Su soggetto di Melchior Lengyel (uno dei tanti commediografi ungheresi che fornivano materia prima alle commedie degli anni trenta) e sceneggiatura di Samson Raphaelson, "Angelo" è la vicenda di un triangolo amoroso-sessuale come poteva essere concepita nella Hollywood del Codice Hays. Soltanto in un contesto di repressione sessuofobica poteva infatti nascere e prosperare un cinema così profondamente segnata dalla reticenza: e soltanto un regista come Lubitsch poteva trasformare l'insinuante clima di censura non solo in un punto di forza, ma addirittura nel cardine assoluto delle proprie commedie.

I tre lati del triangolo sono il diplomatico inglese sir Frederick Barker, il giovanotto americano Anthony Halton, e ovviamente la bella e trascurata Lady Barker. Quello fra Anthony e la donna avrebbe dovuto essere l'incontro di una sera - si sono conosciuti a Parigi per un equivoco, lei non gli ha nemmeno detto il proprio nome, lui l'ha soprannominata Angelo - ma poi i due amanti si incontrano di nuovo, di fronte al marito di lei. Lady Barker dovrà prendere una decisione, e non avrà dubbi: sceglierà di stare al fianco del marito, che l'ha sempre amata e le ha immediatamente perdonato il tradimento.

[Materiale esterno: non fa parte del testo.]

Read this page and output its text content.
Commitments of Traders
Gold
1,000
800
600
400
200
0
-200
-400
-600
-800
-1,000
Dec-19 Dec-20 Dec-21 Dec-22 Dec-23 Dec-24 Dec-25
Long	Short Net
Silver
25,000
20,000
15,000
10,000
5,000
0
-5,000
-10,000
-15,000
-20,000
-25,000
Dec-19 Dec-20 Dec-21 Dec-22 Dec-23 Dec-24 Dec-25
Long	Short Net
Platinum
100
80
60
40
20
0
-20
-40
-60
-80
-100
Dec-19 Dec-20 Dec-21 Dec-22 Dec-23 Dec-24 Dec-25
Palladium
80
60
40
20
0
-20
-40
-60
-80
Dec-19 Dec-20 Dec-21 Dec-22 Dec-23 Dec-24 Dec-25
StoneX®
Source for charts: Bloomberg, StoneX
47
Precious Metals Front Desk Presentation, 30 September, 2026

"Lubitsch è una groviera dove ogni buco è geniale", ha sancito con brillante spirito di sintesi Truffaut, e "Angelo" ne è la puntuale dimostrazione. Dall'inizio alla fine, il film non dice e non mostra, omettendo volutamente retroscena, passaggi e situazioni chiave e lasciando all'immaginazione del pubblico il compito di colmare i vuoti. Non sappiamo nulla del passato misterioso di Lady Barker, di cui intuiamo qualcosa solo attraverso la conversazione iniziale con l'equivoca granduchessa russa. Non sappiamo nulla di cosa realmente avvenga la sera dell'incontro parigino, mentre la telecamera carrella lungo la facciata della "sala da tè" (in realtà un bordello di lusso) lasciandoci appena intravedere qualcosa attraverso le tendine scostate delle finestre.

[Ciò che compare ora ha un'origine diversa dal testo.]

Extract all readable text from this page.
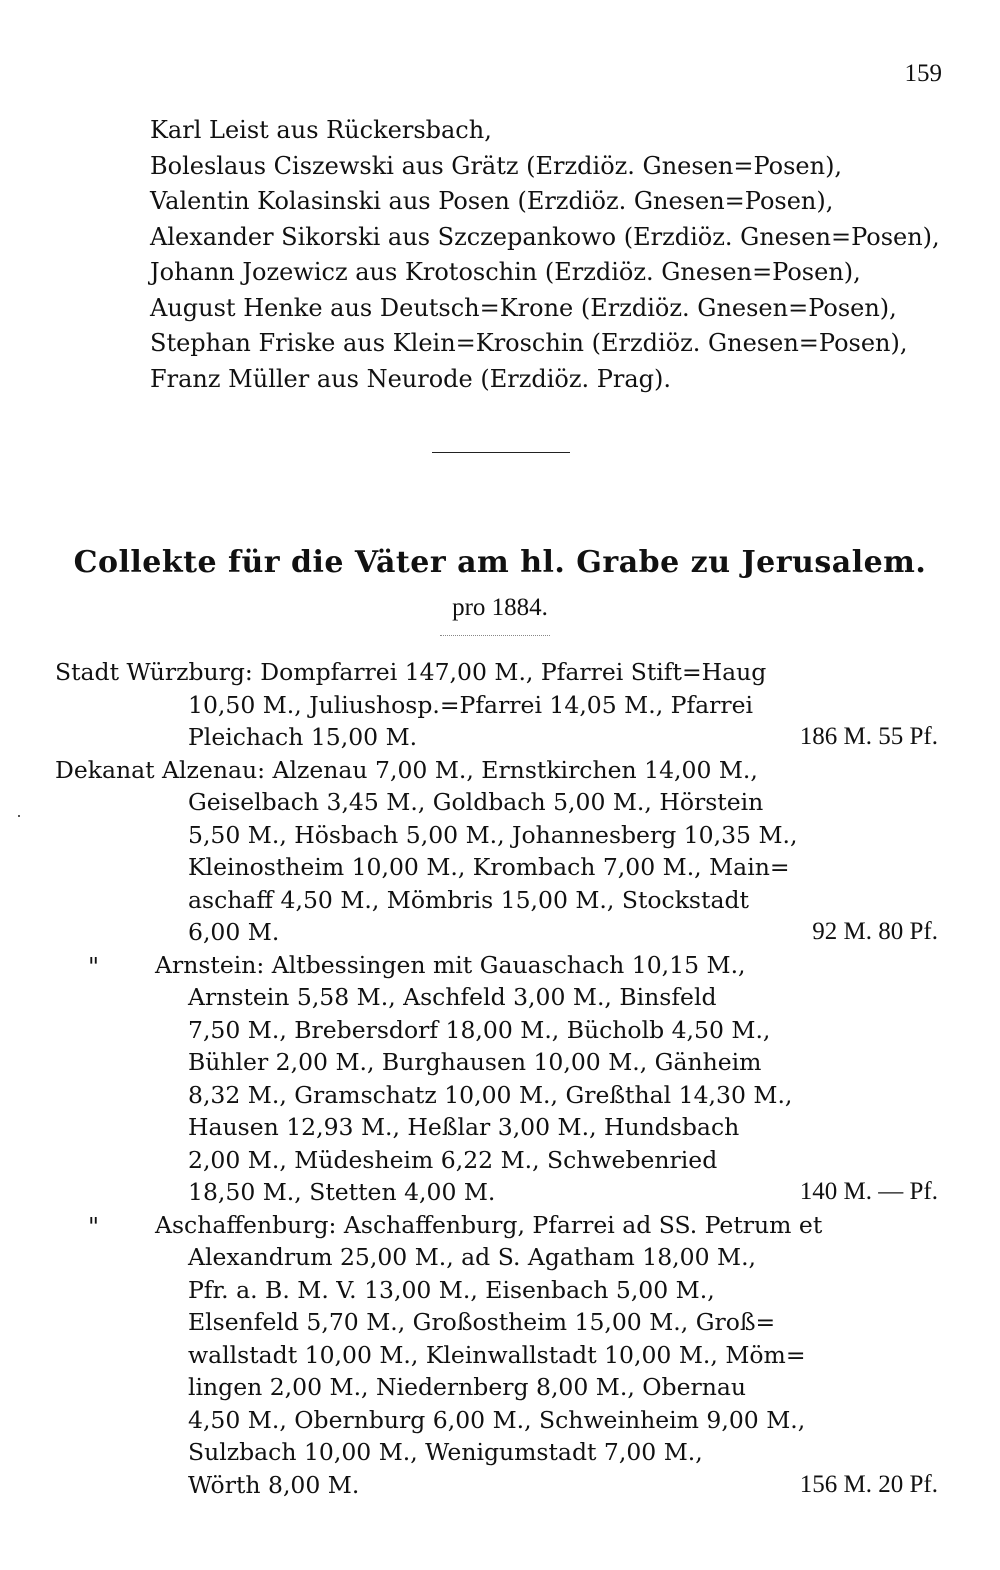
159
Karl Leist aus Rückersbach,
Boleslaus Ciszewski aus Grätz (Erzdiöz. Gnesen=Posen),
Valentin Kolasinski aus Posen (Erzdiöz. Gnesen=Posen),
Alexander Sikorski aus Szczepankowo (Erzdiöz. Gnesen=Posen),
Johann Jozewicz aus Krotoschin (Erzdiöz. Gnesen=Posen),
August Henke aus Deutsch=Krone (Erzdiöz. Gnesen=Posen),
Stephan Friske aus Klein=Kroschin (Erzdiöz. Gnesen=Posen),
Franz Müller aus Neurode (Erzdiöz. Prag).
Collekte für die Väter am hl. Grabe zu Jerusalem.
pro 1884.
Stadt Würzburg: Dompfarrei 147,00 M., Pfarrei Stift=Haug
10,50 M., Juliushosp.=Pfarrei 14,05 M., Pfarrei
Pleichach 15,00 M.	186 M. 55 Pf.
Dekanat Alzenau: Alzenau 7,00 M., Ernstkirchen 14,00 M.,
Geiselbach 3,45 M., Goldbach 5,00 M., Hörstein
5,50 M., Hösbach 5,00 M., Johannesberg 10,35 M.,
Kleinostheim 10,00 M., Krombach 7,00 M., Main=
aschaff 4,50 M., Mömbris 15,00 M., Stockstadt
6,00 M.	92 M. 80 Pf.
"	Arnstein: Altbessingen mit Gauaschach 10,15 M.,
Arnstein 5,58 M., Aschfeld 3,00 M., Binsfeld
7,50 M., Brebersdorf 18,00 M., Bücholb 4,50 M.,
Bühler 2,00 M., Burghausen 10,00 M., Gänheim
8,32 M., Gramschatz 10,00 M., Greßthal 14,30 M.,
Hausen 12,93 M., Heßlar 3,00 M., Hundsbach
2,00 M., Müdesheim 6,22 M., Schwebenried
18,50 M., Stetten 4,00 M.	140 M. — Pf.
"	Aschaffenburg: Aschaffenburg, Pfarrei ad SS. Petrum et
Alexandrum 25,00 M., ad S. Agatham 18,00 M.,
Pfr. a. B. M. V. 13,00 M., Eisenbach 5,00 M.,
Elsenfeld 5,70 M., Großostheim 15,00 M., Groß=
wallstadt 10,00 M., Kleinwallstadt 10,00 M., Möm=
lingen 2,00 M., Niedernberg 8,00 M., Obernau
4,50 M., Obernburg 6,00 M., Schweinheim 9,00 M.,
Sulzbach 10,00 M., Wenigumstadt 7,00 M.,
Wörth 8,00 M.	156 M. 20 Pf.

La geometria dell'intreccio - il film è incorniciato da un prologo e un epilogo parigini - e delle dinamiche fra personaggi - ovviamente triangolari - convive con un uso sottile e insinuante del fuori campo. Ellissi, reticenze, velate allusioni costellano il dipanarsi di un film "impalpabile e astratto" (parole di Guido Fink), dove i dialoghi sono tanto lunghi e ricorrenti quanto colmi di sottintesi, e le reali intenzioni dei personaggi restano il più delle volte inespresse. A questa "geometria rigorosa e reticente" (sempre Fink) ben si adattano i toni morbidi e luminosi della bellissima fotografia di Charles Lang.

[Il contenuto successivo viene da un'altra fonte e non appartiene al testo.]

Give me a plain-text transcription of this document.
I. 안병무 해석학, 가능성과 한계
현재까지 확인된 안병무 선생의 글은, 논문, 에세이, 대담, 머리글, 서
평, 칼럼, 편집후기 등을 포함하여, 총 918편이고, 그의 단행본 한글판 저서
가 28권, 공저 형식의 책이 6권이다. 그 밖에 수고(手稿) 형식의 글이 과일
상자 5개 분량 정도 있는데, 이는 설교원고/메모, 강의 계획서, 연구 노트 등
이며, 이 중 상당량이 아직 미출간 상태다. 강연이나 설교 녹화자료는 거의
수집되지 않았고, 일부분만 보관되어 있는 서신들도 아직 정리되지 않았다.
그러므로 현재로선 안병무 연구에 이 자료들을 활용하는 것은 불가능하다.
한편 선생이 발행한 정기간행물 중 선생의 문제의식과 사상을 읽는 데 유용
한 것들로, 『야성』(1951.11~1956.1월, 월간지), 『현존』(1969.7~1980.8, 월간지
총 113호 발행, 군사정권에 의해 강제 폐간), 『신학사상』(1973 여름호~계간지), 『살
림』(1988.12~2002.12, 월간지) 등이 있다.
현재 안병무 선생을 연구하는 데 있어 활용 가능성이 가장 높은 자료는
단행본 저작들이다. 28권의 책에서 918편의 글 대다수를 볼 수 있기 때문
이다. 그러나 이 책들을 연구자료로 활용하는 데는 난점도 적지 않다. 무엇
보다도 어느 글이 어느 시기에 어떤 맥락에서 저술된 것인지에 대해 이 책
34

A proposito di ellissi non si può non menzionare la scena della cena a tre in casa Barker, rigorosamente tenuta fuori campo ma di cui veniamo a sapere tutto grazie ai commenti di cuochi e camerieri (la signora non ha toccato la bistecca, l'ospite l'ha tagliuzzata senza assaggiarla, il marito ignaro ha invece mangiato tutto): un compendio straordinario del mai troppo celebrato Lubitsch touch, una corrispondenza da manuale fra cibo e sesso, e soprattutto uno dei momenti più divertenti di un film dove le parti puramente comiche sono ridotte al minimo e affidate ai comprimari.

L'atmosfera generale, di una malinconia soffusa e impercettibile, fa di "Angelo" una delle opere più singolari di Lubitsch ma anche una delle più indimenticabili, come indimenticabile è il personaggio di Marlene Dietrich. Stiamo parlando di cinema e personaggi ovviamente d'altri tempi: ma il cui fascino, per chi lo sa cogliere, sopravvive immutato ancora oggi.